|Matthew Henry's Concise Commentary|
16:1-58 In this chapter God's dealings with the Jewish nation, and their conduct towards him, are described, and their punishment through the surrounding nations, even those they most trusted in. This is done under the parable of an exposed infant rescued from death, educated, espoused, and richly provided for, but afterwards guilty of the most abandoned conduct, and punished for it; yet at last received into favour, and ashamed of her base conduct. We are not to judge of these expressions by modern ideas, but by those of the times and places in which they were used, where many of them would not sound as they do to us. The design was to raise hatred to idolatry, and such a parable was well suited for that purpose.
Verse 16. - (For high places, see note on Ezekiel 6:6.) The words imply that the shrines upon them were decked with hangings of many coloured tapestry, presenting an appearance like that of a Persian carpet, as in 2 Kings 23:7, of the image of the Asherah. Those hangings were, as in Proverbs 7:16, the ornaments of the adulterous bed. The "high places" are named first, as the earliest form of idolatry. The like things shall not come. The words are obscure, and the text probably corrupt. As they stand, they seem to say that the world would never again witness so shameful an apostasy. The Vulgate, Sicut non est factum neque futurum est; extends the comparison to the past. Possibly, though it is a strain upon the grammar, the words may be rendered, "such things should not come, should not be."
Gill's Exposition of the Entire Bible
And of thy garments thou didst take,.... Which were made of fine linen, silk, and broidered work; which God had given them, and they were richly clad with:
and deckedst thy high places with divers colours; that is, with garments of divers colours; either they erected tents on their high places, made with these; or they covered their altars with them, which were on their high places for the ornament of them, as harlots deck their beds to allure their lovers; see Proverbs 7:16; or "thou hast made for thyself high places spotted" (d); so the word is rendered in Genesis 30:32; alluding to garments spotted with the flesh by adulterers. The Targum is, "thou hast made for thyself high places covered with idols": and so the Septuagint version renders it, "idols sewed together". The word, in the Talmudic language (e), has the signification of sewing. These idols were decked as children's babies are; and so the Syriac version, "thou hast made for thyself babies"; images like babies, richly dressed with their garments above described, such as the papists now have;
and playedst the harlot thereon; committed idolatry on the high places; or "with them" (f); that is, with the images and idols decked with their garments, which were set on those high places:
the like things shall not come, neither shall it be so; the like idolatries shall set be committed any more; and after the Babylonish captivity worshipping of idols was not practised by the Jews; nor is it to this day: or such "things have not come yet", and there "shall not be" the like (g); the sense is, there never were such idolatries committed by this people before; and there hover shall be, or will be, the like afterwards. Kimchi's note is,
"the high places shall not come as these; as if it was said these shall not be in futurity; and there shall not be a man or a people that shall make like these for multitudes;''
so Ben Melech; and "high places", does agree with "come". The Targum joins this with the preceding clause,
""and playedst the harlot" with them, as is not right and fit''
(d) "et fecisti tibi excelsa maculosa", Montanus; "excelsa conspera maculis", Calvin; "latis maculis interstincta", Junius & Tremellius, Piscator, Polanus. (e) T. Bab. Gittin. fol. 45. 2. Misn. Celim, c. 27. sect. 6. (f) "iisque", Ar. Interp. (g) "non eventurae sunt tales scortationes, nec erit qui sic scortetur", Piscator.

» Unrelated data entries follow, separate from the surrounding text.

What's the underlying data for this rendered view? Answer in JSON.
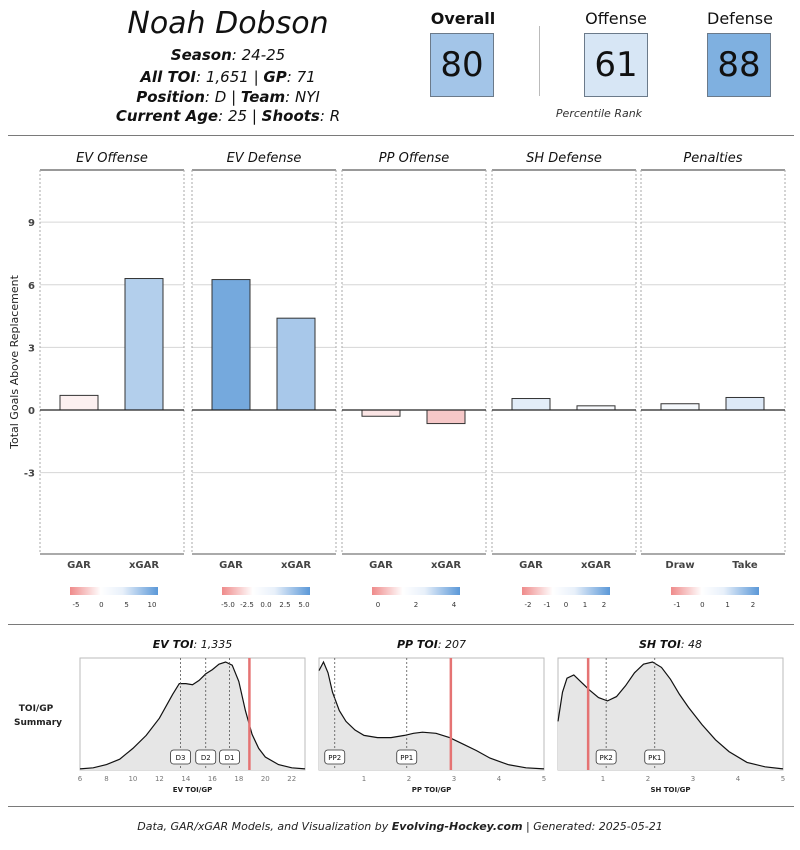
{
  "header": {
    "player_name": "Noah Dobson",
    "season_label": "Season",
    "season_value": "24-25",
    "toi_label": "All TOI",
    "toi_value": "1,651",
    "gp_label": "GP",
    "gp_value": "71",
    "position_label": "Position",
    "position_value": "D",
    "team_label": "Team",
    "team_value": "NYI",
    "age_label": "Current Age",
    "age_value": "25",
    "shoots_label": "Shoots",
    "shoots_value": "R",
    "separator": "|"
  },
  "ranks": {
    "overall_label": "Overall",
    "overall_value": "80",
    "overall_color": "#a3c5e8",
    "offense_label": "Offense",
    "offense_value": "61",
    "offense_color": "#d7e6f5",
    "defense_label": "Defense",
    "defense_value": "88",
    "defense_color": "#7fb0e0",
    "caption": "Percentile Rank"
  },
  "chart_data": [
    {
      "type": "bar",
      "ylabel": "Total Goals Above Replacement",
      "ylim": [
        -6.9,
        11.5
      ],
      "yticks": [
        -3,
        0,
        3,
        6,
        9
      ],
      "grid": true,
      "panels": [
        {
          "title": "EV Offense",
          "categories": [
            "GAR",
            "xGAR"
          ],
          "values": [
            0.7,
            6.3
          ],
          "colors": [
            "#fcf0f0",
            "#b3cfec"
          ],
          "legend_ticks": [
            "-5",
            "0",
            "5",
            "10"
          ]
        },
        {
          "title": "EV Defense",
          "categories": [
            "GAR",
            "xGAR"
          ],
          "values": [
            6.25,
            4.4
          ],
          "colors": [
            "#75a9dd",
            "#a8c8ea"
          ],
          "legend_ticks": [
            "-5.0",
            "-2.5",
            "0.0",
            "2.5",
            "5.0"
          ]
        },
        {
          "title": "PP Offense",
          "categories": [
            "GAR",
            "xGAR"
          ],
          "values": [
            -0.3,
            -0.65
          ],
          "colors": [
            "#fbe5e5",
            "#f6c8c8"
          ],
          "legend_ticks": [
            "0",
            "2",
            "4"
          ]
        },
        {
          "title": "SH Defense",
          "categories": [
            "GAR",
            "xGAR"
          ],
          "values": [
            0.55,
            0.2
          ],
          "colors": [
            "#e2edf8",
            "#f8fafd"
          ],
          "legend_ticks": [
            "-2",
            "-1",
            "0",
            "1",
            "2"
          ]
        },
        {
          "title": "Penalties",
          "categories": [
            "Draw",
            "Take"
          ],
          "values": [
            0.3,
            0.6
          ],
          "colors": [
            "#f4f8fc",
            "#dde9f7"
          ],
          "legend_ticks": [
            "-1",
            "0",
            "1",
            "2"
          ]
        }
      ]
    },
    {
      "type": "area",
      "side_label_line1": "TOI/GP",
      "side_label_line2": "Summary",
      "panels": [
        {
          "title_label": "EV TOI",
          "title_value": "1,335",
          "xlabel": "EV TOI/GP",
          "xlim": [
            6,
            23
          ],
          "xticks": [
            6,
            8,
            10,
            12,
            14,
            16,
            18,
            20,
            22
          ],
          "density_x": [
            6,
            7,
            8,
            9,
            10,
            11,
            12,
            13,
            13.5,
            14,
            14.5,
            15,
            15.5,
            16,
            16.5,
            17,
            17.5,
            18,
            18.5,
            19,
            19.5,
            20,
            21,
            22,
            23
          ],
          "density_y": [
            0.01,
            0.02,
            0.05,
            0.1,
            0.2,
            0.32,
            0.48,
            0.7,
            0.8,
            0.8,
            0.79,
            0.83,
            0.89,
            0.93,
            0.98,
            1.0,
            0.97,
            0.82,
            0.55,
            0.33,
            0.2,
            0.12,
            0.05,
            0.02,
            0.01
          ],
          "refs": [
            {
              "label": "D3",
              "x": 13.6
            },
            {
              "label": "D2",
              "x": 15.5
            },
            {
              "label": "D1",
              "x": 17.3
            }
          ],
          "player_value": 18.8
        },
        {
          "title_label": "PP TOI",
          "title_value": "207",
          "xlabel": "PP TOI/GP",
          "xlim": [
            0,
            5
          ],
          "xticks": [
            1,
            2,
            3,
            4,
            5
          ],
          "density_x": [
            0,
            0.1,
            0.2,
            0.3,
            0.45,
            0.6,
            0.8,
            1.0,
            1.3,
            1.6,
            1.9,
            2.1,
            2.3,
            2.6,
            2.9,
            3.2,
            3.5,
            3.8,
            4.2,
            4.6,
            5.0
          ],
          "density_y": [
            0.92,
            1.0,
            0.9,
            0.72,
            0.55,
            0.45,
            0.37,
            0.32,
            0.3,
            0.3,
            0.32,
            0.34,
            0.35,
            0.34,
            0.3,
            0.24,
            0.18,
            0.11,
            0.05,
            0.02,
            0.01
          ],
          "refs": [
            {
              "label": "PP2",
              "x": 0.35
            },
            {
              "label": "PP1",
              "x": 1.95
            }
          ],
          "player_value": 2.93
        },
        {
          "title_label": "SH TOI",
          "title_value": "48",
          "xlabel": "SH TOI/GP",
          "xlim": [
            0,
            5
          ],
          "xticks": [
            1,
            2,
            3,
            4,
            5
          ],
          "density_x": [
            0,
            0.1,
            0.2,
            0.35,
            0.5,
            0.7,
            0.9,
            1.1,
            1.3,
            1.5,
            1.7,
            1.9,
            2.1,
            2.3,
            2.5,
            2.7,
            2.9,
            3.2,
            3.5,
            3.8,
            4.2,
            4.6,
            5.0
          ],
          "density_y": [
            0.45,
            0.72,
            0.85,
            0.88,
            0.82,
            0.74,
            0.67,
            0.64,
            0.68,
            0.78,
            0.9,
            0.98,
            1.0,
            0.95,
            0.84,
            0.7,
            0.58,
            0.42,
            0.28,
            0.17,
            0.07,
            0.03,
            0.01
          ],
          "refs": [
            {
              "label": "PK2",
              "x": 1.07
            },
            {
              "label": "PK1",
              "x": 2.15
            }
          ],
          "player_value": 0.67
        }
      ]
    }
  ],
  "footer": {
    "prefix": "Data, GAR/xGAR Models, and Visualization by ",
    "brand": "Evolving-Hockey.com",
    "separator": " | ",
    "generated": "Generated: 2025-05-21"
  }
}
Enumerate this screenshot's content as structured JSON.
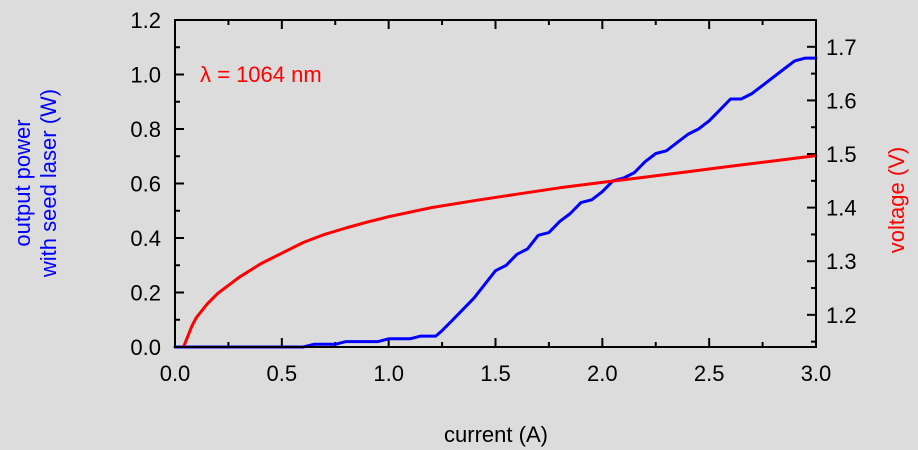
{
  "chart_data": {
    "type": "line",
    "xlabel": "current (A)",
    "ylabel_left": [
      "output power",
      "with seed laser (W)"
    ],
    "ylabel_right": "voltage (V)",
    "annotation": "λ = 1064 nm",
    "xlim": [
      0,
      3.0
    ],
    "ylim_left": [
      0,
      1.2
    ],
    "ylim_right": [
      1.14,
      1.75
    ],
    "x_ticks": [
      "0.0",
      "0.5",
      "1.0",
      "1.5",
      "2.0",
      "2.5",
      "3.0"
    ],
    "y_left_ticks": [
      "0.0",
      "0.2",
      "0.4",
      "0.6",
      "0.8",
      "1.0",
      "1.2"
    ],
    "y_right_ticks": [
      "1.2",
      "1.3",
      "1.4",
      "1.5",
      "1.6",
      "1.7"
    ],
    "grid": false,
    "colors": {
      "power": "#0000ff",
      "voltage": "#ff0000",
      "axes": "#000000",
      "background": "#dcdcdc"
    },
    "series": [
      {
        "axis": "left",
        "color": "#0000ff",
        "x": [
          0.0,
          0.6,
          0.65,
          0.75,
          0.8,
          0.95,
          1.0,
          1.1,
          1.15,
          1.22,
          1.25,
          1.3,
          1.35,
          1.4,
          1.45,
          1.5,
          1.55,
          1.6,
          1.65,
          1.7,
          1.75,
          1.8,
          1.85,
          1.9,
          1.95,
          2.0,
          2.05,
          2.1,
          2.15,
          2.2,
          2.25,
          2.3,
          2.35,
          2.4,
          2.45,
          2.5,
          2.55,
          2.6,
          2.65,
          2.7,
          2.75,
          2.8,
          2.85,
          2.9,
          2.95,
          3.0
        ],
        "y": [
          0.0,
          0.0,
          0.01,
          0.01,
          0.02,
          0.02,
          0.03,
          0.03,
          0.04,
          0.04,
          0.06,
          0.1,
          0.14,
          0.18,
          0.23,
          0.28,
          0.3,
          0.34,
          0.36,
          0.41,
          0.42,
          0.46,
          0.49,
          0.53,
          0.54,
          0.57,
          0.61,
          0.62,
          0.64,
          0.68,
          0.71,
          0.72,
          0.75,
          0.78,
          0.8,
          0.83,
          0.87,
          0.91,
          0.91,
          0.93,
          0.96,
          0.99,
          1.02,
          1.05,
          1.06,
          1.06
        ]
      },
      {
        "axis": "right",
        "color": "#ff0000",
        "x": [
          0.04,
          0.06,
          0.08,
          0.1,
          0.15,
          0.2,
          0.3,
          0.4,
          0.5,
          0.6,
          0.7,
          0.8,
          0.9,
          1.0,
          1.2,
          1.4,
          1.6,
          1.8,
          2.0,
          2.2,
          2.4,
          2.6,
          2.8,
          3.0
        ],
        "y": [
          1.14,
          1.16,
          1.18,
          1.195,
          1.22,
          1.24,
          1.27,
          1.295,
          1.315,
          1.335,
          1.35,
          1.362,
          1.373,
          1.383,
          1.4,
          1.413,
          1.425,
          1.437,
          1.447,
          1.457,
          1.467,
          1.477,
          1.487,
          1.497
        ]
      }
    ]
  }
}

Jamieson-Fausset-Brown Bible Commentary
16. deckedst … with divers colours—or, "didst make … of divers colors" [Fairbairn]; the metaphor and the literal are here mixed. The high places whereon they sacrificed to Astarte are here compared to tents of divers colors, which an impudent harlot would spread to show her house was open to all [Calvin]. Compare as to "woven hangings for Astarte" (the right translation for "grove") 2Ki 23:7.
the like … shall not come, neither shall … be—rather, "have not come, nor shall be." These thy doings are unparalleled in the past, and shall be so in the future.